GIRL GROUPS: The Grit, The Glamour, The Glory
(featuring The Supremes, The Vandellas, The Marvelettes, The Velvelettes and the Unsung Vocal Heroes of Motown, The Andantes)

Exhibit Now Showing

DETROIT, MICHIGAN — In the 1960s, Motown’s stable of dazzling girl groups was unequaled on the pop music scene – in Detroit or anywhere else. Responsible for a non-stop avalanche of hits, The Marvelettes, The Vandellas, The Velvelettes, and The Supremes were crucial to Motown’s ascent as the country’s most successful independent record label; as were the invaluable studio contributions of The Andantes, who made everyone on the label sound better with their sweet gospel-imbued harmonies.

In a brand new exhibit at the world famous Motown Museum – aka “Hitsville, U.S.A.” – these pioneering women will have the spotlight all to themselves.

“We are very proud to exhibit these recording artists and the contributions they have made to music, style, and popular culture,” says Museum Interim CEO Allen Rawls. “We also want to show how they achieved stardom through their persistence, drive, and talent.”

The exhibit – which includes never-before-seen photographs, early show posters, stage costumes, 45-rpm records and even an original program from Dick Clark’s touring “Caravan of Stars” – honors four of Motown’s most famous girl groups, and one who never quite got their due.

“We all know the music of the Supremes and Martha & the Vandellas, and many people are familiar with the Marvelettes and the Velvelettes,” says exhibit curator Lina Stephens. “But unless you are a Motown aficionado, you’ve probably never even heard of the Andantes. These girls were the vocal equivalent of Motown’s famed studio band, The Funk Brothers, singing background vocals for artists like The Four Tops, Marvin Gaye, Kim Weston and Stevie Wonder.”

“The Motown Museum hasn’t really focused on specific groups; it’s been more all-encompassing,” Stephens adds. “With this show, we have the opportunity to focus just on the girl groups and tell the largely unknown stories of how they got started.”

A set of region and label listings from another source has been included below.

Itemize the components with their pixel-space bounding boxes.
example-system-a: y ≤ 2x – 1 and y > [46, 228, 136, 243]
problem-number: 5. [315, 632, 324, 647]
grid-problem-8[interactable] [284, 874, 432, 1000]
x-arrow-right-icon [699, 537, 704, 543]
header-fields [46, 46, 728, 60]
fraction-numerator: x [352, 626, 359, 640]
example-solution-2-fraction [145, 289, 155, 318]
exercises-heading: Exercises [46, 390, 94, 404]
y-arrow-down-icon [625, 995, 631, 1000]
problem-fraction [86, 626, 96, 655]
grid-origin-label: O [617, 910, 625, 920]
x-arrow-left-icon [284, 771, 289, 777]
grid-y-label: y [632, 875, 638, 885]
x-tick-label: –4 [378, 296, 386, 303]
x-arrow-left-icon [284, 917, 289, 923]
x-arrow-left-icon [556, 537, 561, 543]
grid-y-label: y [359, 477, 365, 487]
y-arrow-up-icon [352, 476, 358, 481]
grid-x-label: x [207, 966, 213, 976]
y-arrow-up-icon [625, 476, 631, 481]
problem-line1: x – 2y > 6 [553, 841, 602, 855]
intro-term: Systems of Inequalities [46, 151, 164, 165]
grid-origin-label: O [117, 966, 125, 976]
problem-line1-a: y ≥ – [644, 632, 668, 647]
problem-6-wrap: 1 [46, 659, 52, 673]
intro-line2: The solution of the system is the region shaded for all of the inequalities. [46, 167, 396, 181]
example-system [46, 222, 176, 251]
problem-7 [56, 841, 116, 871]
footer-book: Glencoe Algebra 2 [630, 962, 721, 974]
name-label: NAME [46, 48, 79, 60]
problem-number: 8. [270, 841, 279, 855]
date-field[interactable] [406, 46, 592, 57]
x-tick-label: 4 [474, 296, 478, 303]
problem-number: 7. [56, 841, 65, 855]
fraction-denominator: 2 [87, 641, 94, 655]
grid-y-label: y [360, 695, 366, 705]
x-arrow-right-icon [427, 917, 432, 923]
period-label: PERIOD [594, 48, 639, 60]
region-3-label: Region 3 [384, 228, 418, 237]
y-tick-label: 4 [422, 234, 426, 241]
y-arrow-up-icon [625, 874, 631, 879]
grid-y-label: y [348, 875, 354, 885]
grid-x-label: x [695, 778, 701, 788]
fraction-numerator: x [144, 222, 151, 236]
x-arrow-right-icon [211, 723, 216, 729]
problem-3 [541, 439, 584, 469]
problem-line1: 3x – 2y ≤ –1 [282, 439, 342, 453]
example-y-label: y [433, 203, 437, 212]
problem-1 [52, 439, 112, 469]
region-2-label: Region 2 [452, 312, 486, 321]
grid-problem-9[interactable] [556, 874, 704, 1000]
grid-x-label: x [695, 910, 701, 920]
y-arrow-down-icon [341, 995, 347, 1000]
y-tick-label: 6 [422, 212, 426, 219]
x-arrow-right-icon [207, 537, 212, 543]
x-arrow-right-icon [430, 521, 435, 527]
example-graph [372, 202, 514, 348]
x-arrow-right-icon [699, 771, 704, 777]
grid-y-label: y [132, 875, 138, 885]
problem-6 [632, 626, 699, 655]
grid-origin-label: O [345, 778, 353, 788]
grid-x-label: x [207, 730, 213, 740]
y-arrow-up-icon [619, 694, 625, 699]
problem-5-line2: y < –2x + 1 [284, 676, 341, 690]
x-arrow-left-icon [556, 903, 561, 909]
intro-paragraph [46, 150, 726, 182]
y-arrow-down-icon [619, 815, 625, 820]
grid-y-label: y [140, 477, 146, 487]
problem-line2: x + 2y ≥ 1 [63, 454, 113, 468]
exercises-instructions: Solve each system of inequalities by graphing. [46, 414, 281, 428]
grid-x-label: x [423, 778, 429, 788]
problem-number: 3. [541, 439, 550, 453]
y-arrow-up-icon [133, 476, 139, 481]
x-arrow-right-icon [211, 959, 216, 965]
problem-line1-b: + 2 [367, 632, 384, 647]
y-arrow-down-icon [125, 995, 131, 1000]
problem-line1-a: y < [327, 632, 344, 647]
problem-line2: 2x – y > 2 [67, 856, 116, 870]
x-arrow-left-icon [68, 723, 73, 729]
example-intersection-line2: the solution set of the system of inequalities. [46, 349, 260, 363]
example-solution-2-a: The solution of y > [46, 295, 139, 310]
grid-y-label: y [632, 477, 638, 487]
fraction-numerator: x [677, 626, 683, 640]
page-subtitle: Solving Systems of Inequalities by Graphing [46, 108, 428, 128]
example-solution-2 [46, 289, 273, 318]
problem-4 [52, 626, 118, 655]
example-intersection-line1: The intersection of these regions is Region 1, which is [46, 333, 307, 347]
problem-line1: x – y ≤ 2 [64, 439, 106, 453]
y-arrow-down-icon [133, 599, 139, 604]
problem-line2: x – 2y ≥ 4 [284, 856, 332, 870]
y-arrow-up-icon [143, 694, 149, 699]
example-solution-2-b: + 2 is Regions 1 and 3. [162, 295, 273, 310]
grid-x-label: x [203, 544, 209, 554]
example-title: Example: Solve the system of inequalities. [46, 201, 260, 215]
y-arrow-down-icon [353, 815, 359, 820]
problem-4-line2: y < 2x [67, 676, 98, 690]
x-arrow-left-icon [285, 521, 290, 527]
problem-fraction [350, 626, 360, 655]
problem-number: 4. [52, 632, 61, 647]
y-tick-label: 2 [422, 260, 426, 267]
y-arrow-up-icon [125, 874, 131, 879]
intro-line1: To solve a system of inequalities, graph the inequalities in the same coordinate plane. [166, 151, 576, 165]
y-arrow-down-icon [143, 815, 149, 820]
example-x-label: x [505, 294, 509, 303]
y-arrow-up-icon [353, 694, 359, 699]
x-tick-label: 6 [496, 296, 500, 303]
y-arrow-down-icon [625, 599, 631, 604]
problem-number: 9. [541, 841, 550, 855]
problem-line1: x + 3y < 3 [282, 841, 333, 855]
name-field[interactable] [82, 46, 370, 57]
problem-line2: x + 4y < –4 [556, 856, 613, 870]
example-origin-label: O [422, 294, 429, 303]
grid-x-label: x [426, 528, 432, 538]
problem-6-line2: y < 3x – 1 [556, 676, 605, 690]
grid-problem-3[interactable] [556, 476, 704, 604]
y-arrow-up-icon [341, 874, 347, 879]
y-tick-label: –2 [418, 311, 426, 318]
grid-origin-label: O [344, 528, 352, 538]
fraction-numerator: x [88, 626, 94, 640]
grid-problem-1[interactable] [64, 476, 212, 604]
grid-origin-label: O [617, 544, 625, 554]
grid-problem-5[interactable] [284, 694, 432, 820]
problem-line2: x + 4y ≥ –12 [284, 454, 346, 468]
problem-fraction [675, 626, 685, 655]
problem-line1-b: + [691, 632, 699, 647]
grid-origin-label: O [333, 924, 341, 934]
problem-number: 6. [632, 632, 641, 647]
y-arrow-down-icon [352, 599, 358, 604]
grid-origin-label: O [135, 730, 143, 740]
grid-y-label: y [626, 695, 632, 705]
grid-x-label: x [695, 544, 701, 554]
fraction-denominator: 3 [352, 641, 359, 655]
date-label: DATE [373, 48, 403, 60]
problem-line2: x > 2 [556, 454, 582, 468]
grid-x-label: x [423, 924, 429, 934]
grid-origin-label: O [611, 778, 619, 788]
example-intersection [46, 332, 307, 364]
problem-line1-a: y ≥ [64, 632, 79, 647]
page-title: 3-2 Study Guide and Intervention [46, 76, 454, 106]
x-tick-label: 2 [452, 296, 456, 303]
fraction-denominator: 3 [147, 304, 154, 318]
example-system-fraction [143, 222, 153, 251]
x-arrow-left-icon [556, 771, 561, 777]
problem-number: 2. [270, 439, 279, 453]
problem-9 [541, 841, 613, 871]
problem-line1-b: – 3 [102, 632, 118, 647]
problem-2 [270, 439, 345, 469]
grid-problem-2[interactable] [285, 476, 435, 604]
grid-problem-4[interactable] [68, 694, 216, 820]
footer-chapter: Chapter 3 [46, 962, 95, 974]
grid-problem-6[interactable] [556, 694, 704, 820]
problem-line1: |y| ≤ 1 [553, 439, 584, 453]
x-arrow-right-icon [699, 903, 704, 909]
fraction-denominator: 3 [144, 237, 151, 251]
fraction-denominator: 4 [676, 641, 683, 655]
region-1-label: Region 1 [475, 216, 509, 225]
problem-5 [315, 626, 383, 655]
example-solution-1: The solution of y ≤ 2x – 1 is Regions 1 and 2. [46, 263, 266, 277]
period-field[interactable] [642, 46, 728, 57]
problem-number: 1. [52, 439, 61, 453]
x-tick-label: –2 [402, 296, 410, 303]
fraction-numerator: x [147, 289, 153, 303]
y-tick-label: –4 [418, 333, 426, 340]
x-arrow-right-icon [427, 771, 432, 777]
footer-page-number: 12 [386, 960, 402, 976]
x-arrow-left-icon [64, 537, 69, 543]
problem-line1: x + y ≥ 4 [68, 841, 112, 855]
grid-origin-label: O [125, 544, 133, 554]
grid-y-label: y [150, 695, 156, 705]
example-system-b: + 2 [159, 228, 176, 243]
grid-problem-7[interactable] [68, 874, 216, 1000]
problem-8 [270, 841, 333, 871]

These are the real-life Dream Girls that bedazzled America and the world, the glamorous pride of Berry Gordy’s musical empire. They were role models for a generation while recording some of the greatest songs ever committed to tape – songs that still play all over the globe on a minute-by-minute basis. That they hold up so well over a half century later vividly testifies to the brilliance and creativity defining Motown’s girl groups during a pivotal decade in American history. These women embodied the Grit, the Glamour, and the Glory that was 1960s Motown. At the same time, they had a major impact on female empowerment.